There are essentially two types of users: Real Nimbus Users and Account Contact users.  LDAP users fall into one of these two categories but are a little more fluid.

1. Real Nimbus Users are created in Infrastructure Manager, (IM), through Security->User Administration.  These users are written to security.cfg file in the Nimsoft/hub folder. These are not stored in the CA_UIM database (so OC cannot see them). When a Real nimbus user logs into OC for the first time, their user account is copied to the separate DB tables (CM_USER).

2. Account Contact Users are created in the Operator Console > Settings > Account Admin.  These users are written directly to the CA_UIM database (CM_USER). Account Contact users cannot assign alarms to Real Nimbus users.

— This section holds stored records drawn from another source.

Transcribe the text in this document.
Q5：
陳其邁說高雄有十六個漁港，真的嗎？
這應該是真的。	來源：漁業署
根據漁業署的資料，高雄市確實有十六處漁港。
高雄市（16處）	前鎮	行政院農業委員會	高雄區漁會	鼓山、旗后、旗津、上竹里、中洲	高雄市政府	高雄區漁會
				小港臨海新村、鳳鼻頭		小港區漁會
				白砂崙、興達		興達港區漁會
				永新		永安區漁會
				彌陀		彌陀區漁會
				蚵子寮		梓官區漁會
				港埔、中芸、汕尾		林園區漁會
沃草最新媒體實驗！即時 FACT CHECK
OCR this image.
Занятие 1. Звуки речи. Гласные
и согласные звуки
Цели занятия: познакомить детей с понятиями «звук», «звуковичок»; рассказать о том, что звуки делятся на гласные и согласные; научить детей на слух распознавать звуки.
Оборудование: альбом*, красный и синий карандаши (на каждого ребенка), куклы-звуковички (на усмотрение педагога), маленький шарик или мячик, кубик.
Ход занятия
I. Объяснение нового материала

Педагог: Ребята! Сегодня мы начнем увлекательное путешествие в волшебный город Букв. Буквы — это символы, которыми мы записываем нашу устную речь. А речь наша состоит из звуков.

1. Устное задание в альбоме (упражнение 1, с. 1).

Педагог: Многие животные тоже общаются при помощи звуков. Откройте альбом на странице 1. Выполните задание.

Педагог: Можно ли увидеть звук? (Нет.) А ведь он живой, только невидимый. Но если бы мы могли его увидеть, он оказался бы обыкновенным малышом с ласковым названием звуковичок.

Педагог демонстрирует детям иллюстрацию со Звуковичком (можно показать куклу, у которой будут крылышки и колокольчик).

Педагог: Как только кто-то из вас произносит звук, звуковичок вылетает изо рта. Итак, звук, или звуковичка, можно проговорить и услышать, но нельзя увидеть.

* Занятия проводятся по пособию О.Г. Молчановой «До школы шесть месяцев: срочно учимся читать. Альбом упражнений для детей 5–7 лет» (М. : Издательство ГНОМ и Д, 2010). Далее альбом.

3. LDAP Users can be treated as Real Nimbus Users or Account Contact Users - it depends on which ACL they are given. If the ACL is Linked to an Account, then the LDAP user will be treated as an Account Contact (even if they're not a member of that account.) If the ACL they are given is not linked to any account, the LDAP user gets treated as a Real Nimbus User.

Some notes: 

- User information can be stored in four different places: 

    - Real Nimbus Users: in Nimsoft\hub\security.cfg and CM_USER once they log in to OC for the first time
    - Account Contact Users:  CM_USER  in CA_UIM DB. 
    - LDAP USERS: In Active Directory and in CM_USER table once they log in to OC for the first time

- Users who want to access OC SLM portlet or Dashboard Designer must be Real Nimbus Users, created in IM under Security->User Administration, and have the 'SLM Admin' or 'Dashboard Designer' permission on their ACL.
This is by design and is intended to prevent one customer from one account from being able to view data that belongs to a different account. Again, these users are created exclusively in IM through "User Administration".

- All usernames should be unique.  Creating LDAP users, Real Nimbus Users, and/or Account Contact users with identical usernames will create confusion about which credentials are being used to authenticate in OC.